Refuser une tâche dont vous pouvez vous passer est un excellent moyen de gagner du temps.

Dire non pour gagner du temps

CHRONIQUE / Quand deux amis plus ou moins proches se croisent dans un café et échangent des banalités, on dirait qu’ils se sentent obligés de confesser à quel point ils manquent de temps.

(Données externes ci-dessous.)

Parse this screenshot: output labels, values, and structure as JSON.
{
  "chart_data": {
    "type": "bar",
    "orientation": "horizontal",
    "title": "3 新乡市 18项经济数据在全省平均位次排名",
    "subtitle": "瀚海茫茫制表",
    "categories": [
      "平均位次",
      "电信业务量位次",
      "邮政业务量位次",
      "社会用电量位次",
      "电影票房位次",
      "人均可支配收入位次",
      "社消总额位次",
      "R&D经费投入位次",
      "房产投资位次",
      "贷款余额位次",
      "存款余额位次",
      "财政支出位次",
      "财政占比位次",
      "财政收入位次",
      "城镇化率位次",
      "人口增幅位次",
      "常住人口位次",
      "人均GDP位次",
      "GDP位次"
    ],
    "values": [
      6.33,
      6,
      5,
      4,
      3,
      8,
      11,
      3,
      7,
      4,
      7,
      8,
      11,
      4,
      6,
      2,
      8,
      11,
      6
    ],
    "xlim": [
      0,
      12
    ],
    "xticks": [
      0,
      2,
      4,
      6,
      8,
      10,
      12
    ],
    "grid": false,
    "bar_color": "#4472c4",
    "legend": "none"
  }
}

«Ah, j’arrête pas»; «j’ai pas une minute à moi»; «je cours après ma queue»; «tu me connais, toujours dans le jus»... Les expressions varient, mais je les entends si souvent que je me demande si le Québec souffre d’un trouble d’anxiété chronométrée. Ou que je me tiens un peu trop avec mes semblables. 

En fait, selon l’Institut de la statistique du Québec (2018), la «population pressée par le temps» représente environ 14 % de l’ensemble des Québécois de 15 ans et plus. Dans ce groupe stressé par l’horloge se trouve une majorité de femmes, de personnes âgées de 25 ans à 54 ans, de parents — surtout de jeunes enfants — et de travailleurs à temps plein ou sans horaire flexible. 

Mais aujourd’hui, comme disent les entrepreneurs, on va se mettre «en mode solution». Et je vais vous offrir un moyen très efficace de gagner du temps ou d’en perdre moins : apprenez à dire non.

C’est une stratégie que j’ai piquée à un économiste qui signe une chronique dans le Financial Times et a écrit plusieurs livres dont L’Économie est un jeu d’enfant. Il pose le problème ainsi : «Chaque fois que nous disons oui à une demande, nous disons également non à tout ce que nous pourrions faire avec ce temps-là». 

Les économistes appellent ça un «coût de renoncement», c’est-à-dire la perte de quelque chose à laquelle on renonce lorsqu’on en choisit une autre. 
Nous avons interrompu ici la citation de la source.